Modeling and Optimization of a Phase Change Material-Based Ocean Thermal Energy Harvester for Powering Uncrewed Underwater Vehicles

As oceans cover over 70% of the planet's surface, they represent a large reservoir of resources that remain vastly untapped. Uncrewed underwater vehicles (UUVs) are becoming a key technology for ocean exploration. Ocean thermal gradient is a permanent and reliable energy source that can be used to power UUVs using phase change material (PCM)-based thermal engines. When using PCM-based thermal engines to power UUVs, there are different energy conversion stages: thermal, hydraulic, kinetic, and electrical, dependent on a wide variety of parameters. Thus, optimization of the overall energy conversion is still a challenge for powering the increasing energy demanding UUVs for long missions.
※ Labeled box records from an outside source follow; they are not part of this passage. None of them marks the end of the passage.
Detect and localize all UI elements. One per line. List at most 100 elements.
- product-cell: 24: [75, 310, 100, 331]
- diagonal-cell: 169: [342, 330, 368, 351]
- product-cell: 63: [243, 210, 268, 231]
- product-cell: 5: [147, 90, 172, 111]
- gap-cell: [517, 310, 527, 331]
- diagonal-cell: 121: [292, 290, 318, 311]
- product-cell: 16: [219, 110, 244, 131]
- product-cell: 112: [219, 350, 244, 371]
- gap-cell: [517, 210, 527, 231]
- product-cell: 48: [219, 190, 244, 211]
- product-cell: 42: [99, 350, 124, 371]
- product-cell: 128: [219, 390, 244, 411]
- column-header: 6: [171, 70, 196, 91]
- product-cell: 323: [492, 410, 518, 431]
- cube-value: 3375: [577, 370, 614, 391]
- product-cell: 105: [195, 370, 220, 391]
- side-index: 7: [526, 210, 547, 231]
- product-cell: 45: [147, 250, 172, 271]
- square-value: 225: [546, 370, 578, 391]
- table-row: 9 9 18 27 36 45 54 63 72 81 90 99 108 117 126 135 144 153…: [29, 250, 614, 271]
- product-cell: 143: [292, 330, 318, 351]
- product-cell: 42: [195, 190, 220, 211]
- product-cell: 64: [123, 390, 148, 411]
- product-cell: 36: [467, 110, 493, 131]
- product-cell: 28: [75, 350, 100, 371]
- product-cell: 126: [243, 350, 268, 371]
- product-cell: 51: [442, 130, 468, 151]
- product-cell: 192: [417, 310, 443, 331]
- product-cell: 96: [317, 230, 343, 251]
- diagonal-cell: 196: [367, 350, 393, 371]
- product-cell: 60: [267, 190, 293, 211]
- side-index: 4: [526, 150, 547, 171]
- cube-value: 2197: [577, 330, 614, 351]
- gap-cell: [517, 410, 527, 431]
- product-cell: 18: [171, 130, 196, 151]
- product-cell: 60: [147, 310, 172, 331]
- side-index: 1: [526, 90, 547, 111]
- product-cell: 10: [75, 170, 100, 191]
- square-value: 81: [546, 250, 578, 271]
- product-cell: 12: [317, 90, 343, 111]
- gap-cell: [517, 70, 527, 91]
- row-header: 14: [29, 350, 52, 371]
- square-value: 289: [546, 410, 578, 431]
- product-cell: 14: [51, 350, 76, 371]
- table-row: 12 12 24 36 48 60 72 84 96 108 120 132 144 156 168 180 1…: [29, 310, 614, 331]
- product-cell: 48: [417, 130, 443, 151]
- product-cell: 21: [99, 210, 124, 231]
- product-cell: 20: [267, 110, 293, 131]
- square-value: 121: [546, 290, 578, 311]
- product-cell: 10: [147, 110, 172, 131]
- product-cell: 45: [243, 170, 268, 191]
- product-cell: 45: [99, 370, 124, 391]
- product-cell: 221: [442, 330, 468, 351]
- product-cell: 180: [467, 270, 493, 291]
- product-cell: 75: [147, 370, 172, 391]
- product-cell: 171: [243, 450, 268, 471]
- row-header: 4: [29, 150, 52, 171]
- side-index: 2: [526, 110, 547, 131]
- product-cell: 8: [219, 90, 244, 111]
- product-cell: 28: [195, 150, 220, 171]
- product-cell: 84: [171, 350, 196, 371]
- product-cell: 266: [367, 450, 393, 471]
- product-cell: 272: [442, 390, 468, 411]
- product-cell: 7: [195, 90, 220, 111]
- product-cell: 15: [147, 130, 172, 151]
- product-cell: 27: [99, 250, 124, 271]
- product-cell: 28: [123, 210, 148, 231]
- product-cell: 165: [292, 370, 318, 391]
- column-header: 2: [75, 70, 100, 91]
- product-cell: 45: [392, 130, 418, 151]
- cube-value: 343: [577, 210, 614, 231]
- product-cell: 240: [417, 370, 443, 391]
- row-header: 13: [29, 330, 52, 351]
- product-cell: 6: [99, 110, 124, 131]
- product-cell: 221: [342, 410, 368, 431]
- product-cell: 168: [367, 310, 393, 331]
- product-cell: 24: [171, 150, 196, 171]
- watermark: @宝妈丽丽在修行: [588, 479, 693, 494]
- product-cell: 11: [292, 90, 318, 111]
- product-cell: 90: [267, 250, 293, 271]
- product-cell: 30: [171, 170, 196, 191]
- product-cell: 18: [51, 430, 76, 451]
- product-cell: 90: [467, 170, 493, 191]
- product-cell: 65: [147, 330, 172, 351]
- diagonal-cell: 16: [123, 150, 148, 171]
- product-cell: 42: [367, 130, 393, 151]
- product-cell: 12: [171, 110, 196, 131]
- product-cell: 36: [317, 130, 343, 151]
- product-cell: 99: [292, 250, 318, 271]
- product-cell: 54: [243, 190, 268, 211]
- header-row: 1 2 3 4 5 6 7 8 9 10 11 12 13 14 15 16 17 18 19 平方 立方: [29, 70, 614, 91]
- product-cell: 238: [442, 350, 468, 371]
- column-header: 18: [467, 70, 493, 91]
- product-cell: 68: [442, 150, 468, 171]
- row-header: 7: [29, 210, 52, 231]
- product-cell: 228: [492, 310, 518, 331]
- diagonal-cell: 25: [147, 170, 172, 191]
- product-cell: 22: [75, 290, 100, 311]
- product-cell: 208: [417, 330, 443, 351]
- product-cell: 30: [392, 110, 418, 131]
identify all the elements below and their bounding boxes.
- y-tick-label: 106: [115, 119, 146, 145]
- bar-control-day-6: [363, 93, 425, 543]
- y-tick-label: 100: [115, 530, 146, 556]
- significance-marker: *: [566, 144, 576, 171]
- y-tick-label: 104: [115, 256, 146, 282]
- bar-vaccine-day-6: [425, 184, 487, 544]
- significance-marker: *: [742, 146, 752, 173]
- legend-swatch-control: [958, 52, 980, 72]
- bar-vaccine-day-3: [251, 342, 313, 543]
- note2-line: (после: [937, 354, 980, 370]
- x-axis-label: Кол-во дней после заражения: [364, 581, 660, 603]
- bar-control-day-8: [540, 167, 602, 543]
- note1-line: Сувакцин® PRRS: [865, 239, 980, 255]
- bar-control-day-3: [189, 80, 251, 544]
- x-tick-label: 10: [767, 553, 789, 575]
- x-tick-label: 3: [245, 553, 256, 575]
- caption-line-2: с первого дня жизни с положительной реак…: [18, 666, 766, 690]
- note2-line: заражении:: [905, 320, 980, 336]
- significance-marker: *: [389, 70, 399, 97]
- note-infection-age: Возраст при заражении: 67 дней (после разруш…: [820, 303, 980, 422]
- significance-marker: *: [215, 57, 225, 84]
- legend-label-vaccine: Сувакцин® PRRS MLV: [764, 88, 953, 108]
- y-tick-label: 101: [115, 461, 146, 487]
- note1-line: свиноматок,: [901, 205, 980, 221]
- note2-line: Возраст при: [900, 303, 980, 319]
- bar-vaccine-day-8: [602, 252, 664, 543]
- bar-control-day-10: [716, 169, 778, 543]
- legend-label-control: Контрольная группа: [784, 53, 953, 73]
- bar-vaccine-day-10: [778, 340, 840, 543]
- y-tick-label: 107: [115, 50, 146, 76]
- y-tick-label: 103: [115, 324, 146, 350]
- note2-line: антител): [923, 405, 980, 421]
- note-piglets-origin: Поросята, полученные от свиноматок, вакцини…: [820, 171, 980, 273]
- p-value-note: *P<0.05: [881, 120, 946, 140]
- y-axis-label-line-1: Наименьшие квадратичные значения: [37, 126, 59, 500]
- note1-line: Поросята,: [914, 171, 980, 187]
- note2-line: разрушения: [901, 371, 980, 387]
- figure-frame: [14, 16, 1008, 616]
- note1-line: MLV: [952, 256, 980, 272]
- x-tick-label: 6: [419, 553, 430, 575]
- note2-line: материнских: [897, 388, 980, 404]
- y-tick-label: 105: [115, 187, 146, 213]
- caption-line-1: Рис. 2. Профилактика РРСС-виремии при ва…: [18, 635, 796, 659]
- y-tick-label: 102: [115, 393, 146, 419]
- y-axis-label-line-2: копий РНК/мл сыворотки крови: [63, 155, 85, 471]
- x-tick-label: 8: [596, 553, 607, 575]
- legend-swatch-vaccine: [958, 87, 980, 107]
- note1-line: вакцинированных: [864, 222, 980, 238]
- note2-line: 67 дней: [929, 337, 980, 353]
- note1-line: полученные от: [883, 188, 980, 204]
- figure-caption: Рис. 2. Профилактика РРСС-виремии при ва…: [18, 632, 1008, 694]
The goal of this study is to propose a PCM-based ocean thermal energy harvesting system for powering float-type UUVs such as the SOLO-II float. This reduces the cost of battery replacement and expands the float's mission time. For this purpose, we developed a theoretical model consisting of hydraulic and electrical systems, designed to provide the electrical power needed by the UUV. The hydraulic and electrical systems are implemented using matlab/simulink. Parameter values from the literature and an accumulator size of 3.78 L are used. The mass of PCM calculated for the energy harvesting system is 5.73 kg, providing a theoretical volume change of 0.78 L. Varying the value of the electrical load connected to the electrical generator, the developed model can, theoretically, provide 13.66 kJ of electrical energy, which is more than 1.5 times the energy requirement per cycle for the SOLO-II float.